Specific calculation method for return on investment of AI implementation
Posted: Wed Feb 19, 2025 3:20 am
Introducing AI to a medical institution requires two main investments: initial costs and operational costs. Initial costs include the cost of customizing the system to suit the medical field, the cost of preparing data required for training the AI model, and the cost of custom development and customization of existing tools. Operational costs include
continuous tuning costs for the AI system, high-performance infrastructure usage fees, and API usage fees. However, these investments are well worth it from a long-term perspective.
In actual implementation cases, the introduction of image diagnosis support AI has significantly reduced diagnosis time and successfully reduced doctors' working hours. In addition, there are medical institutions lebanon whatsapp number data that have significantly reduced labor costs for responding to inquiries at night by introducing 24-hour AI chatbots. When calculating
ROI, it is important to consider not only the cost reduction effect but also the composite effects such as improved patient satisfaction and an increase in new patients.
3-2. Three steps to introducing medical AI and preparation for success
A step-by-step approach is important for the successful introduction of AI to medical institutions. First, a current situation analysis and requirements definition are performed before introduction, and the existing work flow is visualized. This allows the business process after the introduction of AI to be simulated and potential issues to be identified.
Next, medical data is collected and annotation work is carried out. At this stage, a mutual checking system by multiple staff members, including specialists, is established and regular adjustments of judgment criteria are required.
After that, a PoC is carried out on a limited scope to verify the effectiveness of the system and to quickly identify issues in operation. During this process, the impact on the work flow of medical personnel and operability are also evaluated.
Finally, an appropriate vendor is selected. Effective AI introduction can be achieved by comprehensively evaluating the understanding of medical-specific requirements, the explainability of the AI model, integration track record with existing systems, data management system, etc., and selecting a reliable partner.
continuous tuning costs for the AI system, high-performance infrastructure usage fees, and API usage fees. However, these investments are well worth it from a long-term perspective.
In actual implementation cases, the introduction of image diagnosis support AI has significantly reduced diagnosis time and successfully reduced doctors' working hours. In addition, there are medical institutions lebanon whatsapp number data that have significantly reduced labor costs for responding to inquiries at night by introducing 24-hour AI chatbots. When calculating
ROI, it is important to consider not only the cost reduction effect but also the composite effects such as improved patient satisfaction and an increase in new patients.
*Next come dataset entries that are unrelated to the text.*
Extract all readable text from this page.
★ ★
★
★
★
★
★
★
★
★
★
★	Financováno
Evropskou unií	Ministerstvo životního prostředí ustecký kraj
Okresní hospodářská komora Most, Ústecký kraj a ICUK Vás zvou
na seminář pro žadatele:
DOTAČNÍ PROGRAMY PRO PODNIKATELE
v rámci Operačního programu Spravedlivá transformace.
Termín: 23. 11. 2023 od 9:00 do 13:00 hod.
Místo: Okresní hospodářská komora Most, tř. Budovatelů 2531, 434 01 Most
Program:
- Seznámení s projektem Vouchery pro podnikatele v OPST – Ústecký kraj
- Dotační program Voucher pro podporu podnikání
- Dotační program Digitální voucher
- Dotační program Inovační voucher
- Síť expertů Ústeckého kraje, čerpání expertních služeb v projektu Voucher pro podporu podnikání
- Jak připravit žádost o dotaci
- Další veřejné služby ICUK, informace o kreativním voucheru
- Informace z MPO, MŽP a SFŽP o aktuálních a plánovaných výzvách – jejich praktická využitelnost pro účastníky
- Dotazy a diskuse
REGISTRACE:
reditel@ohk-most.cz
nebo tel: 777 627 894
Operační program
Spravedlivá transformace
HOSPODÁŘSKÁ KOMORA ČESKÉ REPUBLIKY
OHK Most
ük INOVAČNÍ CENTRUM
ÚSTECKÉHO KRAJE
3-2. Three steps to introducing medical AI and preparation for success
A step-by-step approach is important for the successful introduction of AI to medical institutions. First, a current situation analysis and requirements definition are performed before introduction, and the existing work flow is visualized. This allows the business process after the introduction of AI to be simulated and potential issues to be identified.
Next, medical data is collected and annotation work is carried out. At this stage, a mutual checking system by multiple staff members, including specialists, is established and regular adjustments of judgment criteria are required.
After that, a PoC is carried out on a limited scope to verify the effectiveness of the system and to quickly identify issues in operation. During this process, the impact on the work flow of medical personnel and operability are also evaluated.
Finally, an appropriate vendor is selected. Effective AI introduction can be achieved by comprehensively evaluating the understanding of medical-specific requirements, the explainability of the AI model, integration track record with existing systems, data management system, etc., and selecting a reliable partner.